Let us switch back to our application open in Visual Studio to create a data source.
Right-click on the datasource folder and choose new data source.
From the data source wizard, do the following options.
Click on the new button to create a new datasource from the SQL Server or Oracle db.
From the connection manager choose the type of provider, server name and you can set the authentication.
After providing the database information click OK and it takes you back to the Data Source Wizard with the connection added. Click next.
The next window asks for impersonation information. We can choose one of four types of account and I am choosing Inherit since it is the safest for this demo.
And now click Next and it takes you to set the data source name. You can see the connection string for verification in this window.
The data source is finally created!
We can have multiple data sources created the same way.
To edit all the information, just click on the data source you have created and click open. It allows you to edit all the information you have configured. The data source can be anything, like SQL Server, Oracle, access, DB2, Informatica, and so on.
Thus we have created the data source.
Creating a Data Source VIew
A Data Source View contains the metadata about the data source. A data source view can be used with cubes, dimensions and mining structures. This data source view is stored in an XML format. They can be built over one or more data sources or meta data. A data source view may contain relationships, primary keys, object names and calculated columns. This cannot be queried by the client application.
Step 1
Right-click on the "Data Sources" view and then click New Data Source View.
Step 2
Select a specific data source.
Step 3
You can also add a data source by clicking the new data source button. Once the data source is selected, click Next. You can see select tables and options. With this, you can select the view or table you want.
Step 4
After selecting tables and views you can see the completing wizard. Click complete.
That's it. We have created a data source view.
Creating Dimensions
Dimensions are business objects or entities that contain a list of attributes that describe the object (dimension itself) and they are usually derived from some code tables.
The following is the procedure to create dimensions.
Step 1
Right-click on the dimension folder and click select new dimension. Click Next if there are any prompts.
Step 2
A Cube Wizard page appears to "Select Creation Method". In that select "Use an existing table". Then click on the "Next" Button.

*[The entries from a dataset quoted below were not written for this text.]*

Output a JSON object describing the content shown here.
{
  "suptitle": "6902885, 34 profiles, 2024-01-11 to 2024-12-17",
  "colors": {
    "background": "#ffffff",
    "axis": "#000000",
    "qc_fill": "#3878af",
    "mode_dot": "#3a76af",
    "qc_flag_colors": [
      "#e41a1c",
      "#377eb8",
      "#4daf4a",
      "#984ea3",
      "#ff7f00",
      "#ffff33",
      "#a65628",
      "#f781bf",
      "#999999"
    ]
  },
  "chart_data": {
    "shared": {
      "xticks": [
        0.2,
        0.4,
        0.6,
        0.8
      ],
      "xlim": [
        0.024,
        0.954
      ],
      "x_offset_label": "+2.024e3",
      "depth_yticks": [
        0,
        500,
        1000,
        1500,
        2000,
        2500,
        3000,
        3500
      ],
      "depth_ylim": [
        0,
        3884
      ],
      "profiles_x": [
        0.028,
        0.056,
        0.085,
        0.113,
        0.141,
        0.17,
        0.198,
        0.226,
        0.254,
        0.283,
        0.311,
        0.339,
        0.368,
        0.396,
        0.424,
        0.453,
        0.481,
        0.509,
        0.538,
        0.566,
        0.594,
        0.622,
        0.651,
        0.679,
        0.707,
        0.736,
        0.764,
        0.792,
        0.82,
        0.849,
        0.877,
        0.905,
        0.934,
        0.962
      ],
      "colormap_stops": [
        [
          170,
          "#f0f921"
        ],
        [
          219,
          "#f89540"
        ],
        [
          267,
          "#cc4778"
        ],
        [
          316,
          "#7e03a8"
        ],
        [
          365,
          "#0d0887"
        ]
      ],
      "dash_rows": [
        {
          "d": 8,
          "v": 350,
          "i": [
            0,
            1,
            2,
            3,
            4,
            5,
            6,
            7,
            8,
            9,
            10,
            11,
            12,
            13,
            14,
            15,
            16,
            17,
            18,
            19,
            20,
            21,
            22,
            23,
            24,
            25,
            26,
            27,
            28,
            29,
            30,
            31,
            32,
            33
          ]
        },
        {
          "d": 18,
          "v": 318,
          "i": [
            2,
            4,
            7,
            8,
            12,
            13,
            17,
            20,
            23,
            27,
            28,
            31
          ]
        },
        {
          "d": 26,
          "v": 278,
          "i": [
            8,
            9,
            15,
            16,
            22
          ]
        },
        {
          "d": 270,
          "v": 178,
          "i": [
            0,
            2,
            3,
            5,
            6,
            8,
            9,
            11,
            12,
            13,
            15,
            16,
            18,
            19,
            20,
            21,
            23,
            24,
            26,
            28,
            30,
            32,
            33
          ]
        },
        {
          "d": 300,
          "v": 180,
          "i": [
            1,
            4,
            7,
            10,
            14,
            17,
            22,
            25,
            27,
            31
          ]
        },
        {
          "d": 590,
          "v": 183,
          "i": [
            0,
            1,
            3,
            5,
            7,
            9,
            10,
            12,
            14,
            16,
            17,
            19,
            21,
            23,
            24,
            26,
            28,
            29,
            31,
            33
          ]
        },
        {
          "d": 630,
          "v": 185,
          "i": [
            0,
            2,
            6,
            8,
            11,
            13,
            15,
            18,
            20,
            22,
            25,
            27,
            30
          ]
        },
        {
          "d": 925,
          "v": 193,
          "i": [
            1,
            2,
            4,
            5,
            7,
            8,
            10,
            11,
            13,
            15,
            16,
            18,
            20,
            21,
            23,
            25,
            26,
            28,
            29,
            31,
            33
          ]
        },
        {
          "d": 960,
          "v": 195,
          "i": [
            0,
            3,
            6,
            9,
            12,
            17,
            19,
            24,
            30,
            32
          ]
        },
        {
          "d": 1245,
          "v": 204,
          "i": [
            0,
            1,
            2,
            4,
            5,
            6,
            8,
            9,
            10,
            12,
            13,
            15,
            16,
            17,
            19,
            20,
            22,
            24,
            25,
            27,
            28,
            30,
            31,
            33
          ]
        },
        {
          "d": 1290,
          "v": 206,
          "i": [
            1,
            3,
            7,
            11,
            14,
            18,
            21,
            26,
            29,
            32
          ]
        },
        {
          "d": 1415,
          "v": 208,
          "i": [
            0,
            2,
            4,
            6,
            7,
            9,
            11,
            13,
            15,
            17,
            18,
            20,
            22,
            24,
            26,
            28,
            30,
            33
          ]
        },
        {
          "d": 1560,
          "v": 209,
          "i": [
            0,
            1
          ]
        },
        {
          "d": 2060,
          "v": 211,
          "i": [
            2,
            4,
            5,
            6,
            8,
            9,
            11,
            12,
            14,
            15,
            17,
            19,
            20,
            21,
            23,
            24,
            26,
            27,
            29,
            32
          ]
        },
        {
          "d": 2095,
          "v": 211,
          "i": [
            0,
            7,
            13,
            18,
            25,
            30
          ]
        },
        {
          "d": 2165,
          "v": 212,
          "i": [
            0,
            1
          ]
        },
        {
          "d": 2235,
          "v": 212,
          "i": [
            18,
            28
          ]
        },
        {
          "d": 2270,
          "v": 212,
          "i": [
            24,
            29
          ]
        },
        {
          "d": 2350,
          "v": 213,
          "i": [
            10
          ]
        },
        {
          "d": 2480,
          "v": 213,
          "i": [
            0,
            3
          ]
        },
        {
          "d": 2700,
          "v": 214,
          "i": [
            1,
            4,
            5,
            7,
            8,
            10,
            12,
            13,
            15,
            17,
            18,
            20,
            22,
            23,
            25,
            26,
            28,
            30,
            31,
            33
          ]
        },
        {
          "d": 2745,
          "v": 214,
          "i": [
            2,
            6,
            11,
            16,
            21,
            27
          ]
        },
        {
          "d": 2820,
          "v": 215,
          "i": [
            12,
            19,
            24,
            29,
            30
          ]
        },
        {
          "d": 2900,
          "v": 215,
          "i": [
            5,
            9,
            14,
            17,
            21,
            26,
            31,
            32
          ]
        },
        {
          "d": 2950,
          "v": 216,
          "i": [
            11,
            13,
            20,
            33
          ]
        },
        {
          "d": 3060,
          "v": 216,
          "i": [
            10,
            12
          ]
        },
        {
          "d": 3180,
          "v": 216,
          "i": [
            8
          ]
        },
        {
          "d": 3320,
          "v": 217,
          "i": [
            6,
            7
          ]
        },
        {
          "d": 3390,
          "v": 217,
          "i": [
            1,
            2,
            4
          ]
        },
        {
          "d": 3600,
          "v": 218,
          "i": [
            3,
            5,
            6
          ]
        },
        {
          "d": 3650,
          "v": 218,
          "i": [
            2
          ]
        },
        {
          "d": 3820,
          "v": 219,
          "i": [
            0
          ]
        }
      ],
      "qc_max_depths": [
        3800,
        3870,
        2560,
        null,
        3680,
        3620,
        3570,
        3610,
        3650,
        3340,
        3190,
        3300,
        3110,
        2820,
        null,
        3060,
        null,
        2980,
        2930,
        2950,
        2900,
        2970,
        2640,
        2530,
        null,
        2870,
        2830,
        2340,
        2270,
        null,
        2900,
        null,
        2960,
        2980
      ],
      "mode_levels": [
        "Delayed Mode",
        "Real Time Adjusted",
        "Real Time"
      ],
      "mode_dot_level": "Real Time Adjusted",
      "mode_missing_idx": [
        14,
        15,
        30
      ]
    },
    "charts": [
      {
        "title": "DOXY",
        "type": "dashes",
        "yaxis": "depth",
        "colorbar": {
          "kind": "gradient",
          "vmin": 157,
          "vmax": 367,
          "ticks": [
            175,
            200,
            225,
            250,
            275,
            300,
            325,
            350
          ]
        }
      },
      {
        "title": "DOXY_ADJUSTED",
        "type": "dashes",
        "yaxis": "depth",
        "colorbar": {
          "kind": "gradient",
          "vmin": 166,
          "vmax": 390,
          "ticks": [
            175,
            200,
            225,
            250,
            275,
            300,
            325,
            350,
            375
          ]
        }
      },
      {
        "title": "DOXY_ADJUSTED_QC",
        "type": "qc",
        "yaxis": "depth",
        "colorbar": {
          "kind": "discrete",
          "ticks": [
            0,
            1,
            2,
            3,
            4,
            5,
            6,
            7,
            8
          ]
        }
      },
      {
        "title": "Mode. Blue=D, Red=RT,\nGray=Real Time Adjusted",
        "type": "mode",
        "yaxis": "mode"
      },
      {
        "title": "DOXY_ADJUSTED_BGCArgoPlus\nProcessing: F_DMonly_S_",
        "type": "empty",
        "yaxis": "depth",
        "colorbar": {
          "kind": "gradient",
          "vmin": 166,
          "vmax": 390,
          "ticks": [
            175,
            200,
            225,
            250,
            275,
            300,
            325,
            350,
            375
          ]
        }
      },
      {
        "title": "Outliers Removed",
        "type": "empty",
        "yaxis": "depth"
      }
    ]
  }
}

Step 3: The dialog will guide you to choose a data source, table name and name column.
Step 4
Choose your data source. Choose from the list of table selected in the data source view and choose a name column. Preferred is the primary key column. Once you click next, it will show you a set of related tables with foreign key constraints to it, if any. Click Next.
Step 5
You need to select what all the dimensions are that you want.
Step 6
In the next screen, you will see the summary of Dimensions. Here provide the name of the Dimension, in other words ProductDimension and then click on the Finish button.
Step 7
Now you can see the dimensions created In the Solution Explorer.
Creating Cubes
A cube includes measures in measure groups, business logic, plus a collection of dimensions that provide context for evaluating the numerical data that a measure provides. Both measures and measure groups are an essential component of a cube. A cube cannot exist without at least one of each.
What Measures are
A measure represents a column that contains quantifiable data, usually numeric, that can be aggregated. Measures represent some aspect of organizational activity, expressed in monetary terms (such as revenue, margins, or costs) or as counts (inventory levels, number of employees, customers, or orders), or as a more complex calculation that incorporates business logic.
What Measure Groups are
Measure Groups are the collection of measures values.
Step 1
Right-click on the cubes folder and select new cube.
Step 2
Select the "Use existing table" option and click Next.
Step 3
A Cube Wizard will appear to "Select Measure Group Table" with the table included in the data source view. Select the tables you want for the cube.
Step 4
In the Cube Wizard to "Select Measures", select the measures you want and then click Next.
Step 5
Select the existing dimensions and click Next.
Step 6
Select the new dimensions you want.
Step 7
The complete wizard appears with the cube name.
Step 8
We can see the cube being created.
Conclusion
Thus cube creation in SSAS is required for reducing the query processing time to improve performance. In the next article I will cover how to query these cubes and how to integrate this cube with our .Net application.